E-Plus-Mutter KPN schluckt Billigmarke Blau Mobilfunk

Mittwoch, 26. März 2008
Blau-Chef Martin Ostermayer bekommt mit Thorsten Dirks jetzt auch einen Boss
Blau-Chef Martin Ostermayer bekommt mit Thorsten Dirks jetzt auch einen Boss

Die Konsolidierung im deutschen Mobilfunkmarkt setzt sich ungebremst fort. Jetzt verliert auch die Hamburger Discountmarke Blau ihre Unabhängigkeit. Das Unternehmen wird von dem niederländischen E-Plus-Mutterkonzern KPN übernommen. Für die Billigmarke legt KPN dem Vernehmen nach zwischen 80 und 100 Millionen Euro auf den Tisch. Ein entsprechender Vertrag wurde jetzt unterzeichnet. Damit rückt eine Marke unter das Dach von E-Plus, die bisher schon eng mit dem Konzern zusammengearbeitet hat. Als Mobilfunkdiscounter kaufte Blau bislang Minutenkontingente bei E-Plus ein und verkaufte diese an die eigenen Kunden weiter. Die Kernmarke Blau.de und der auf ethnische Zielgruppen ausgerichtete Tarif Blauworld sollen erhalten bleiben.

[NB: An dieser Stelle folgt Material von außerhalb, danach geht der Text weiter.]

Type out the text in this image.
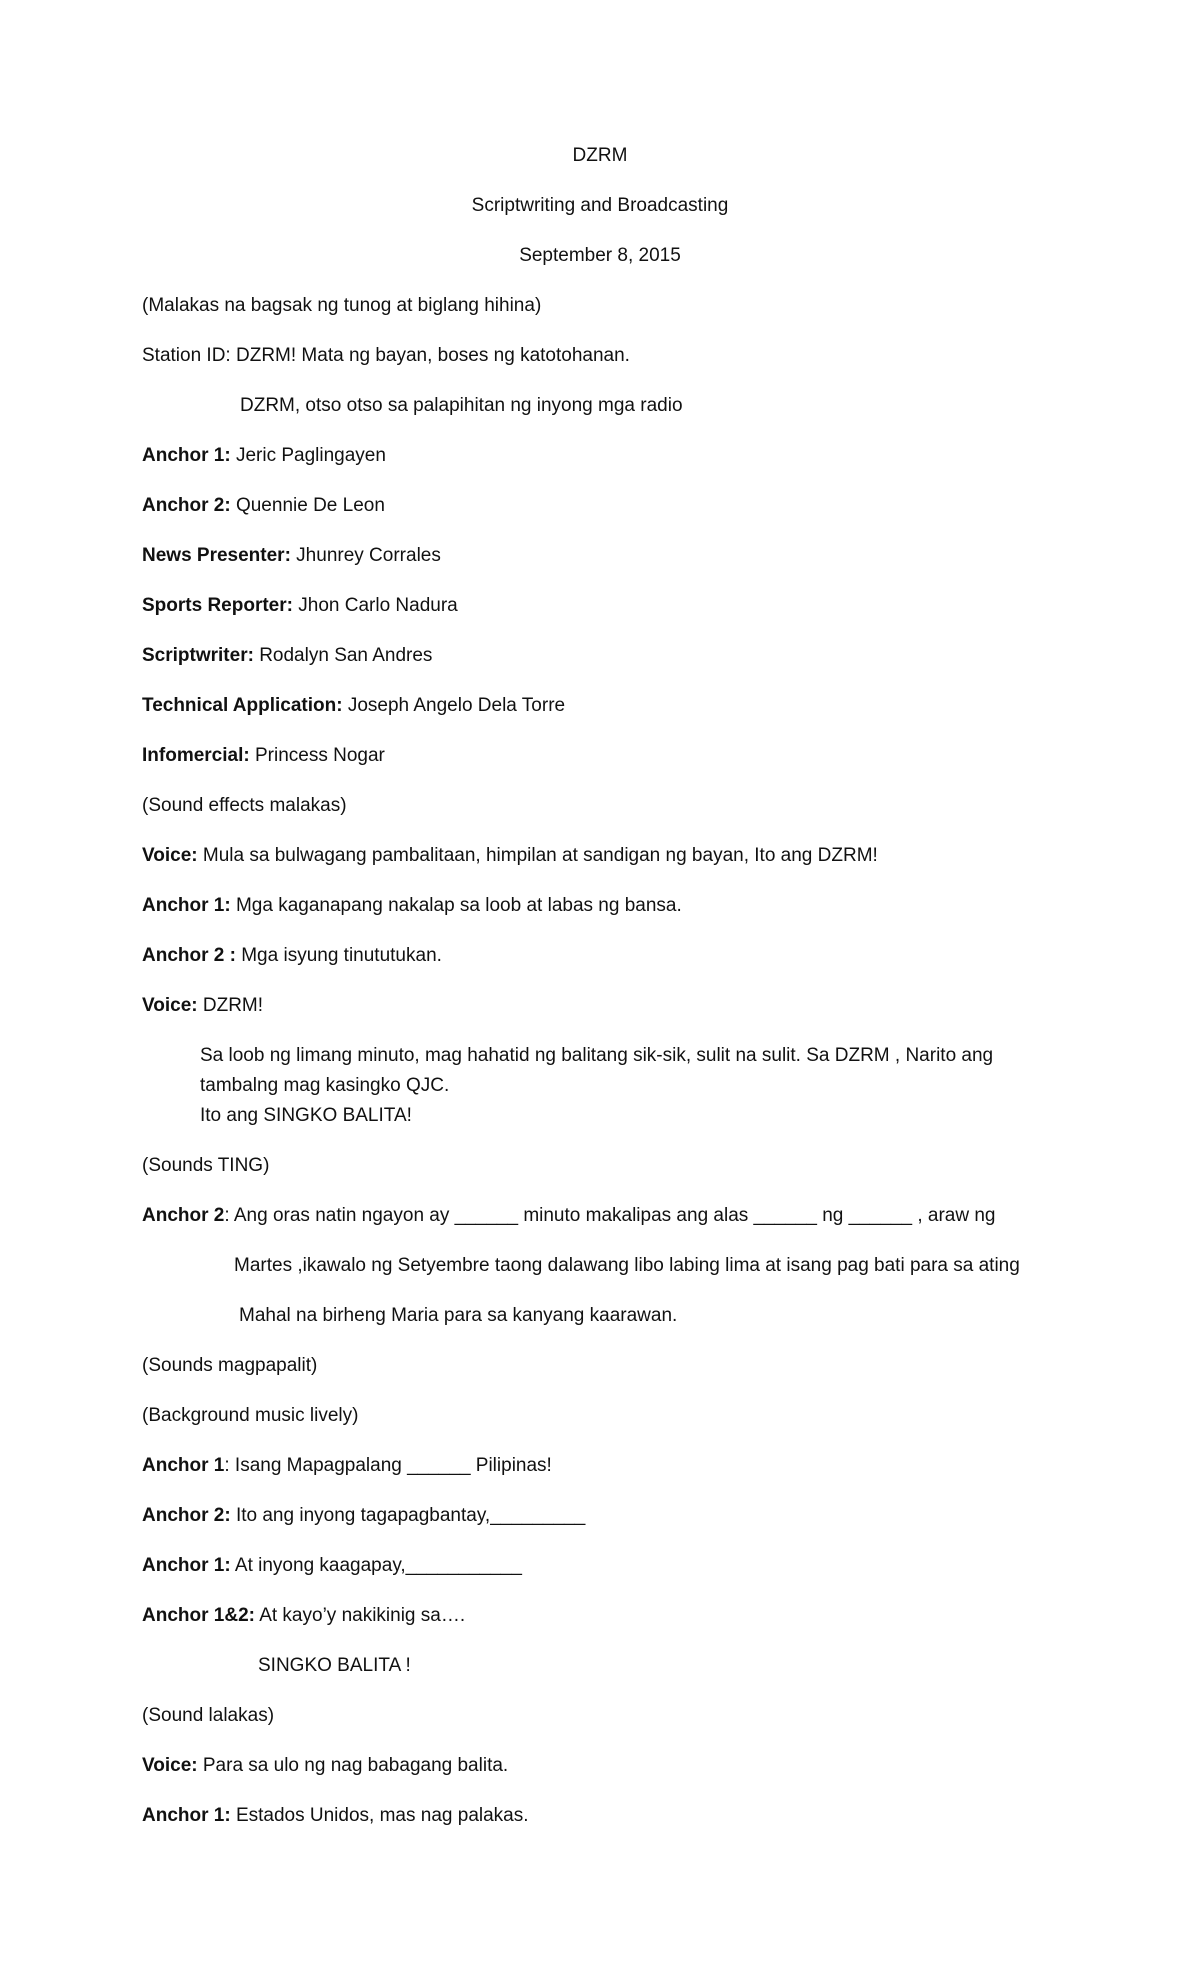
DZRM
Scriptwriting and Broadcasting
September 8, 2015
(Malakas na bagsak ng tunog at biglang hihina)
Station ID: DZRM! Mata ng bayan, boses ng katotohanan.
DZRM, otso otso sa palapihitan ng inyong mga radio
Anchor 1: Jeric Paglingayen
Anchor 2: Quennie De Leon
News Presenter: Jhunrey Corrales
Sports Reporter: Jhon Carlo Nadura
Scriptwriter: Rodalyn San Andres
Technical Application: Joseph Angelo Dela Torre
Infomercial: Princess Nogar
(Sound effects malakas)
Voice: Mula sa bulwagang pambalitaan, himpilan at sandigan ng bayan, Ito ang DZRM!
Anchor 1: Mga kaganapang nakalap sa loob at labas ng bansa.
Anchor 2 : Mga isyung tinututukan.
Voice: DZRM!
Sa loob ng limang minuto, mag hahatid ng balitang sik-sik, sulit na sulit. Sa DZRM , Narito ang
tambalng mag kasingko QJC.
Ito ang SINGKO BALITA!
(Sounds TING)
Anchor 2: Ang oras natin ngayon ay ______ minuto makalipas ang alas ______ ng ______ , araw ng
Martes ,ikawalo ng Setyembre taong dalawang libo labing lima at isang pag bati para sa ating
Mahal na birheng Maria para sa kanyang kaarawan.
(Sounds magpapalit)
(Background music lively)
Anchor 1: Isang Mapagpalang ______ Pilipinas!
Anchor 2: Ito ang inyong tagapagbantay,_________
Anchor 1: At inyong kaagapay,___________
Anchor 1&2: At kayo’y nakikinig sa….
SINGKO BALITA !
(Sound lalakas)
Voice: Para sa ulo ng nag babagang balita.
Anchor 1: Estados Unidos, mas nag palakas.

Auch die Blau-Geschäftsführer Dirk Freise, Martin Ostermayer und Thorsten Rehling sollen an Bord bleiben und das Unternehmen mit seinen rund 60 Mitarbeitern unverändert und in der gleichen organisatorischen Struktur mit Sitz in Hamburg fortführen.

Die Blau-Werbefiguren Dette und Lesch
Die Blau-Werbefiguren Dette und Lesch
Von der Übernahme erhoffen sich die Blau-Strategen größere unternehmerische Spielräume. "Als Tochter eines der größten europäischen Mobilfunkanbieters versprechen wir uns künftig noch mehr Unterstützung bei unseren Aktivitäten, als wir sie in der bisherigen Partnerschaft bereits erhalten haben", sagt Blau-Chef Ostermayer.  Für 2008 erwartet Ostermayer ein starkes Wachstum. "Dabei setzen wir auf die kombinierte Distribution unserer Eigenmarken via Internet und Handel und auf den Ausbau der Branded Reselling-Partnerschaften." Damit spielt er auf Kooperationen wie die mit dem Discounter Plus an, der sein Mobilfunkangebot mit Blau auf die Beine gestellt hat. Im vergangenen Jahr hat Blau Mobilfunk mit rund 630.000 Kunden einen Umsatz von 42 Millionen Euro erwirtschaftet.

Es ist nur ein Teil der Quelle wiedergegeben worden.